Han Kang - Sem despedidas
O lançamento mais recente da sul-coreana Han Kang, vencedora do Prêmio Nobel de Literatura de 2024, é um romance ainda mais complexo e desafiador do que o seu anterior A vegetariana. Uma obra difícil de ler e ainda mais difícil de resenhar, na qual a autora confunde os limites entre sonho e realidade, passado e presente, vida e morte, ao explorar as dualidades da natureza humana. Fiel à tendência de suas obras anteriores, Han Kang incorpora à narrativa episódios marcantes da história recente da Coreia do Sul. Após o final da Segunda Guerra Mundial, a península coreana foi dividido pela metade pelos Estados Unidos e então União Soviética, criando assim a Coreia do Sul e a Coreia do Norte, divisão que originaria a Guerra da Coreia em 1950. Antes desse conflito, entre 1948 e 1949, a ilha vulcânica de Jeju foi palco de um massacre brutal, no qual milhares de cidadãos foram aniquilados pelo governo em um episódio pouco conhecido no Ocidente.
Logo na abertura do romance, Han Kang nos confronta com a imagem perturbadora de um pesadelo: milhares de troncos negros de árvores, assemelhando-se a corpos humanos, revelam-se lápides de um cemitério prestes a ser arrastado pelo mar. A protagonista-narradora, Kyung-ha, também uma escritora, confessa não entender se o pesadelo é uma referência a um massacre sobre o qual ela acabou de escrever ou um presságio: "Aquela foi a primeira vez que pensei que talvez o mar azul-escuro que avançava para levar os ossos sob os túmulos em forma de monte não tivesse a ver com as pessoas massacradas e a época que se seguiu. Talvez fosse apenas uma profecia pessoal. Talvez aquele lugar de sepulturas inundadas e lápides silenciosas estivesse me falando sobre o futuro da minha vida. Ou seja, minha vida de agora."
"Minha mãe me contou que, quando era nova, militares e policiais mataram todos da sua vila; só escaparam minha mãe, naquela época no último ano do primeiro ciclo do ensino fundamental, e minha tia, com dezessete anos, pois tinham ido visitar um primo de segundo grau por parte do pai. No dia seguinte, ao ouvirem a notícia, as duas irmãs voltaram para a vila e ficaram a tarde inteira vagando pelo pátio da escola de ensino fundamental, tentando encontrar o corpo do pai, da mãe, do irmão mais velho e da irmã mais nova, de oito anos. Elas verificaram as pessoas caídas e amontoadas por toda parte, cada rosto coberto por uma fina camada do gelo que caía desde a noite anterior. Não conseguiam reconhecer os rostos por causa da neve, então, não suportando usar as mãos, minha tia usou um lenço de bolso para limpar cada um deles. Minha tia disse à minha mãe: 'Vou limpar e você olha direito'. Ela não teria deixado a irmãzinha tocar no rosto dos mortos, mas as palavras 'olhar direito' estranhamente causaram medo na minha mãe, que agarrou as pontas das mangas da minha tia, fechou bem os olhos e andou como se estivesse pendurada na irmã. Toda vez que minha tia dizia 'olhe lá olhe direito e me fale', minha mãe abria os olhos contra a própria vontade. Ela me disse que naquele dia aprendeu algo com toda clareza. Quando uma pessoa morre, seu corpo fica gelado. A neve se acumula nas bochechas expostas e uma camada fina de gelo ensanguentado bloqueia a pele dela." (p. 71)

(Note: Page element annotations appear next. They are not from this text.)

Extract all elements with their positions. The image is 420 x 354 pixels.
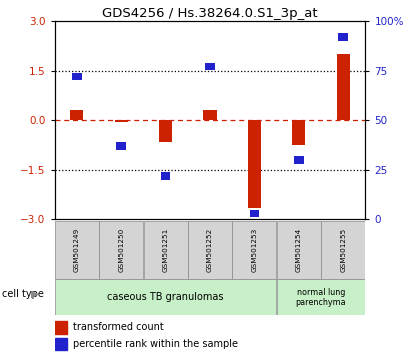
Text: normal lung
parenchyma: normal lung parenchyma — [296, 287, 346, 307]
Bar — [249, 210, 259, 217]
Bar — [55, 221, 99, 279]
Text: transformed count: transformed count — [73, 322, 164, 332]
Bar — [144, 221, 188, 279]
Text: GSM501255: GSM501255 — [340, 228, 346, 273]
Bar — [70, 110, 84, 120]
Bar — [321, 221, 365, 279]
Bar — [55, 321, 67, 334]
Bar — [159, 120, 172, 142]
Bar — [277, 279, 365, 315]
Bar — [188, 221, 232, 279]
Bar — [203, 110, 217, 120]
Bar — [294, 156, 304, 164]
Bar — [232, 221, 276, 279]
Text: caseous TB granulomas: caseous TB granulomas — [108, 292, 224, 302]
Bar — [116, 143, 126, 150]
Bar — [205, 63, 215, 70]
Text: GSM501251: GSM501251 — [163, 228, 168, 273]
Bar — [292, 120, 305, 145]
Text: GSM501254: GSM501254 — [296, 228, 302, 273]
Bar — [115, 120, 128, 122]
Text: GSM501250: GSM501250 — [118, 228, 124, 273]
Bar — [339, 34, 348, 41]
Bar — [161, 172, 171, 179]
Text: percentile rank within the sample: percentile rank within the sample — [73, 339, 238, 349]
Bar — [248, 120, 261, 208]
Bar — [72, 73, 81, 80]
Bar — [55, 279, 276, 315]
Title: GDS4256 / Hs.38264.0.S1_3p_at: GDS4256 / Hs.38264.0.S1_3p_at — [102, 7, 318, 20]
Text: GSM501249: GSM501249 — [74, 228, 80, 273]
Bar — [55, 338, 67, 350]
Text: GSM501252: GSM501252 — [207, 228, 213, 273]
Text: ▶: ▶ — [31, 289, 39, 299]
Bar — [277, 221, 321, 279]
Text: GSM501253: GSM501253 — [252, 228, 257, 273]
Text: cell type: cell type — [2, 289, 44, 299]
Bar — [336, 54, 350, 120]
Bar — [99, 221, 143, 279]
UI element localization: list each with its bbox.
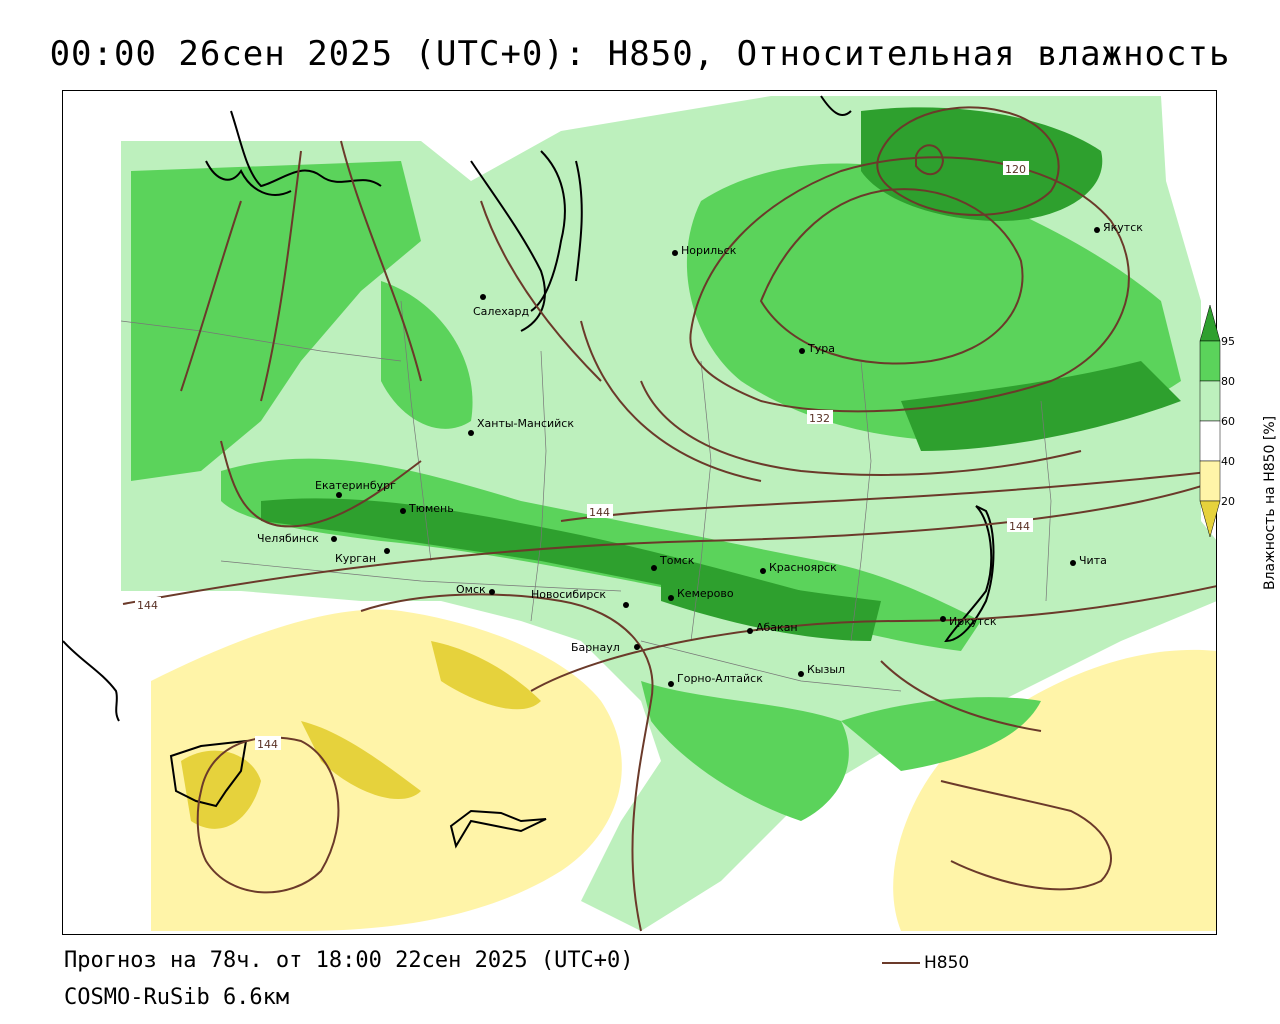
city-dot xyxy=(760,568,766,574)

A trama tem início quando Kyung-ha recebe um pedido inesperado de sua velha amiga, Inseon, uma cineasta que abandonou a agitada vida na capital Seul para dedicar-se à marcenaria e cuidar da mãe na ilha de Jeju. Após um acidente, Inseon, agora hospitalizada, pede a Kyung-ha que viaje imediatamente até Jeju para alimentar seu pássaro, que ficou sem assistência. No entanto, ao desembarcar, Kyung-ha se depara com uma severa tempestade de neve, colocando não apenas sua missão, mas também sua própria vida em risco. Depois de muitas dificuldades, ao chegar na casa de Inseon, estabelece-se uma realidade paralela na qual a prosa poética da autora revisita por meio de diferentes vozes narrativas o passado da família de sua amiga e o massacre ocorrido na ilha.
"Não é coincidência o fato de que naquele inverno trinta mil pessoas tenham sido massacradas nesta ilha, e no verão do ano seguinte mais duzentas mil na península. Houve um comando do exército americano para impedir a propagação de simpatizantes do comunismo, mesmo que fosse necessário matar todas as trezentas mil pessoas que moravam na ilha. Membros da Liga da Juventude do Noroeste, jovens de origem norte-coreana com ideais de extrema direita, estavam repletos de rancor e vontade de realizar esse plano. Então, depois de duas semanas de treinamento, entraram na ilha vestidos com uniformes da polícia e do Exército. A costa foi bloqueada e a imprensa controlada. A insanidade de apontar uma arma para a cabeça de um recém-nascido era algo permitido, ou melhor, recompensado; assim, mil e quinhentas crianças menores de dez anos foram mortas. Antes mesmo que o sangue derramado durante esse precedente secasse, a Guerra da Coreia estourou. Duzentas mil pessoas de todas as cidades e vilas do país, incluindo as da ilha, foram selecionadas, transportadas de caminhão, encarceradas, fuziladas e enterradas escondido, e ninguém foi autorizado a recuperar os restos mortais. Pois a guerra não havia chegado ao fim, era apenas um armistício. Porque o inimigo ainda estava além da linha de demarcação militar. As famílias estigmatizadas das vítimas e também as outras pessoas que seriam tachadas como defensoras do inimigo no momento em que abrissem a boca permaneceram em silêncio. Passaram-se dezenas de anos até que os montes de bolinhas de gude e os pequenos crânios perfurados fossem escavados nos vales, na mina e na pista de decolagem, e ainda há ossos misturados entre si enterrados. / Aquelas crianças. / Crianças mortas em prol de um extermínio." (pp. 262-3)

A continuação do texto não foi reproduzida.